House debates
Monday, 25 November 2019
Motions
Telecommunications
6:59 pm
Rick Wilson (O'Connor, Liberal Party) Share this | Hansard source
We have heard from many speakers this afternoon on the importance of regional connectivity and regional communications. I think we are all agreed that it is a critical issue. As a member representing a very large electorate, 860,000 square kilometres, I think I'm in a pretty good position to comment. I want to highlight some of the reasons it's such an important issue for regional people.
Firstly, the liveability of our communities: people who live in our regional and remote communities deserve to have access to the enjoyable things in life, just like everybody else. If they come home from work they need to have the capacity to be able to turn on the TV and watch a streaming service, whether it be Netflix, Stan or one of those sorts of services. So liveability is important.
There is business. There's a lot of business conducted in regional communities across my electorate, whether they be mining communities, farming communities or individual farmers. Some of these are quite large businesses, and they need to have the capacity to conduct their business over the internet.
And of course, possibly the most important issue about regional connectivity is the safety of our regional communities. We've seen bushfires, recently, where people need to be absolutely informed of the situation on the ground at a given time. Unfortunately, we have road accidents along the coast. Unfortunately, all too often, we have people washed into the water, and so we need to have that connectivity across our regional communities.
That connectivity is made up of two components. The first of those components is phones and mobile phone connectivity. I am very, very proud that my electorate of O'Connor has been the major beneficiary of the Mobile Black Spot Program. We had the member for Grey speaking a few moments ago. He said his electorate had received 30 mobile phone towers under our three current rounds. I can report that the seat of O'Connor has received 129 mobile phone black spot towers. While I'll claim all of the credit, the fact is that the previous Barnett Western Australian government co-funded with the Commonwealth government many of those towers, which gave Western Australia a big head start when we were applying for those mobile phone black spots. We are getting near the end of that program. We're down to the last few towers.
There's a couple where I'm very proud of the work that I've done to get them across the line. The mobile phone tower at Ocean Beach in Denmark, one of the premier holiday locations in Western Australia—we had 11 sites rejected by the Denmark shire before we could finally find a suitable site for that particular mobile phone tower.
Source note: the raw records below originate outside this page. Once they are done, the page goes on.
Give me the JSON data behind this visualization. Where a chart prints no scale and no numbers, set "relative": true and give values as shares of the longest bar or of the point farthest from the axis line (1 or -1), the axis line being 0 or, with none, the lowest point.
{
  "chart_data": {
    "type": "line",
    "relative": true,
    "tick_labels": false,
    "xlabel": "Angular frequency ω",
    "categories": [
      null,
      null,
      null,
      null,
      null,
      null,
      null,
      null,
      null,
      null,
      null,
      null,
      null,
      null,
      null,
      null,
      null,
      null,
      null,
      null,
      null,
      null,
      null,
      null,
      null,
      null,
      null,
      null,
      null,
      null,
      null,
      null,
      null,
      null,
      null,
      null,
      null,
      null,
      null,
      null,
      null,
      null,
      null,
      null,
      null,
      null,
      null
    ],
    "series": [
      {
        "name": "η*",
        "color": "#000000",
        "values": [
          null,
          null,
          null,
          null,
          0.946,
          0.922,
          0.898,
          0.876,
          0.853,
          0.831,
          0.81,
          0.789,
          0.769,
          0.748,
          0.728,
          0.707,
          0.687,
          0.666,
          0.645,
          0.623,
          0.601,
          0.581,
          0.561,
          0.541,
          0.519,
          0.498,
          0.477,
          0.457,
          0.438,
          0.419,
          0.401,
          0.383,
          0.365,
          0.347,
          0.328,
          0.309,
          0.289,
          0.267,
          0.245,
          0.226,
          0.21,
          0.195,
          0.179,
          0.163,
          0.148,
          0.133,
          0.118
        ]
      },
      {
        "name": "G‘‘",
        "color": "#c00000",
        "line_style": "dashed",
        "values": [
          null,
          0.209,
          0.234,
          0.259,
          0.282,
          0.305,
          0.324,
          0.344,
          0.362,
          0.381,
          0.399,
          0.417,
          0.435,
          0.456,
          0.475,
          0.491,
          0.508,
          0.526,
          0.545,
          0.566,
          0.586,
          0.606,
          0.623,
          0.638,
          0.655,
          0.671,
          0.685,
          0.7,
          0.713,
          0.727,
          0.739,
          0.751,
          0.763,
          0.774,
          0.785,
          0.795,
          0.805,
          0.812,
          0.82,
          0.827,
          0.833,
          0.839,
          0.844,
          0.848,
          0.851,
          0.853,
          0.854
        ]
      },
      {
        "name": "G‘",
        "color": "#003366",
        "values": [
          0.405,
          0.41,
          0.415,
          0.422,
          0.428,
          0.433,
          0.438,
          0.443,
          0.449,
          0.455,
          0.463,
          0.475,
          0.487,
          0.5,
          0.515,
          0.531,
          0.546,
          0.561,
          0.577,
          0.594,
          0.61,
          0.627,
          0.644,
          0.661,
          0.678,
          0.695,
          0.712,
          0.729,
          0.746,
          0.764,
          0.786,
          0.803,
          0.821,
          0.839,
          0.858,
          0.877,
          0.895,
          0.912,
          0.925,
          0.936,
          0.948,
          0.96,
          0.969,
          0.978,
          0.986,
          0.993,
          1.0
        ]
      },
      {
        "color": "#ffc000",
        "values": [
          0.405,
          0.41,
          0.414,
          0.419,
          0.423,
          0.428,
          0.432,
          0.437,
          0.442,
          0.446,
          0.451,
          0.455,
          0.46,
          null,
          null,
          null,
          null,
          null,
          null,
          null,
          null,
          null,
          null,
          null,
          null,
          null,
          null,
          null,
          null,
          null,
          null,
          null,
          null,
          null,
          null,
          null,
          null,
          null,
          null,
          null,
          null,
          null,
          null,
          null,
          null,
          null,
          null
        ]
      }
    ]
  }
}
I know that the owners of the Ocean Beach caravan park, where I take my family every year, are over the moon that, finally, the up to 3,000 people that are in that caravan park at the peak of summer will have a mobile phone signal. So that's a great result.
The other tower that caused us a lot of angst and took some work to get across the line was the tower at Salmon Holes. Salmon Holes is a very popular fishing spot just around the coast from Albany. Unfortunately, in the last decade we've seen six people washed off the rocks there and lose their life. The coroner had recommended very strongly that better communications be put into that site. Once again, trying to find a suitable location that was compliant with the Department of Parks and Wildlife's national park, which surrounds that area, was fairly challenging. Thankfully AMSA, who owned a decommissioned lighthouse site on the coast, handed that over to DPAW. They have now made that old lighthouse available for us to mount a mobile phone tower. So we are finally going to get the connectivity off the south coast that we so badly need.
In the last 30 seconds, I want to talk about Sky Muster and Sky Muster Plus. The Sky Muster service is not a Rolls-Royce service—I'll be the first to agree with that. It's much better than the satellite service that we inherited when I was first elected in 2013. The Sky Muster Plus initiative is going to give families much more data and much more access to data to conduct those daily tasks like homework, business and so on, without impacting on their data usage.